U.S. Rep. Josh Gottheimer chose G. Joannou Cycle in Northvale to introduce the bipartisan Cut Red Tape Act on April 4.
“We’re here to announce the Cut Red Tape Act to help eliminate red tape and outdated bureaucracy, help create jobs and spur economic growth in New Jersey, and ensure more small businesses like Jamis will start and grow here in the Garden State,” Gottheimer, D-5th District, said.
He was joined at the event by Northvale Chamber of Commerce President Andre DiMino, as well as Carine Joannou, chief executive of G. Joannou Cycle, owner of the Jamis Bicycle brand.
In 1981, following the death of her father, Joannou took over the company, which allowed it to survive to be the country’s longest-running bicycle brand under family ownership. Speaking Monday, she detailed the current struggles for her business, including supply chain and shipping issues.
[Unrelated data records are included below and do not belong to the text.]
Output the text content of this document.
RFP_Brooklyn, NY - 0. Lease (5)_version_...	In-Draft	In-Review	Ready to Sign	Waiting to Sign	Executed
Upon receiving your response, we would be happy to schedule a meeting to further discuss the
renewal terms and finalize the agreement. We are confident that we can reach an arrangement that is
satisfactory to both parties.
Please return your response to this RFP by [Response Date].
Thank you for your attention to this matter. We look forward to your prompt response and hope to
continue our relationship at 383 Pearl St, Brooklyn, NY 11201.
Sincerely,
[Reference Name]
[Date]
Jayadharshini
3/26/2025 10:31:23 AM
“We’ve got about 6,000 bikes, 8,000 bikes, 10,000 bikes sitting in warehouses in Asia, waiting for them to come over,” Joannou said.
Between COVID, and now the logistical issues, Joannou said it has required her to be on-hand and present in the business’s operations around-the-clock, as they continue to work through all of the difficulties.
Gottheimer said the legislation was also inspired by his father, a small-business owner in New Jersey, who felt like the state was always coming up with new agencies every month, adding bureaucratic layers. “Someone to ask the same question someone else asked the week before and some other inspection that was the same as the week before. And it was often in direct contradiction to the last direction you got,” Gottheimer explained.
He believes it is confusing and is a problem, especially, when competing with other states.
“We need common sense,” he said.
According to Gottheimer, the legislation, co-sponsored by U.S. Reps. Rodney David, R-Ill., and Ron Kind, D-Wisc., will get rid of outdated rules and streamline government to better support small businesses.
An independent, bipartisan commission, the Regulatory Improvement Commission, would review rules that are outdated, duplicative, or in conflict with one another. The Commission would then present its recommendations to Congress for an up or down vote. Gotteheimer believes that would give ample opportunity to cut red tape at the federal level.
“And there’s nothing partisan about it,” he said. “Both sides of the aisle will help cut outdated, unnecessary, burdensome red tape, unleash economic opportunity, and create jobs,” he said. “It’s a win-win.”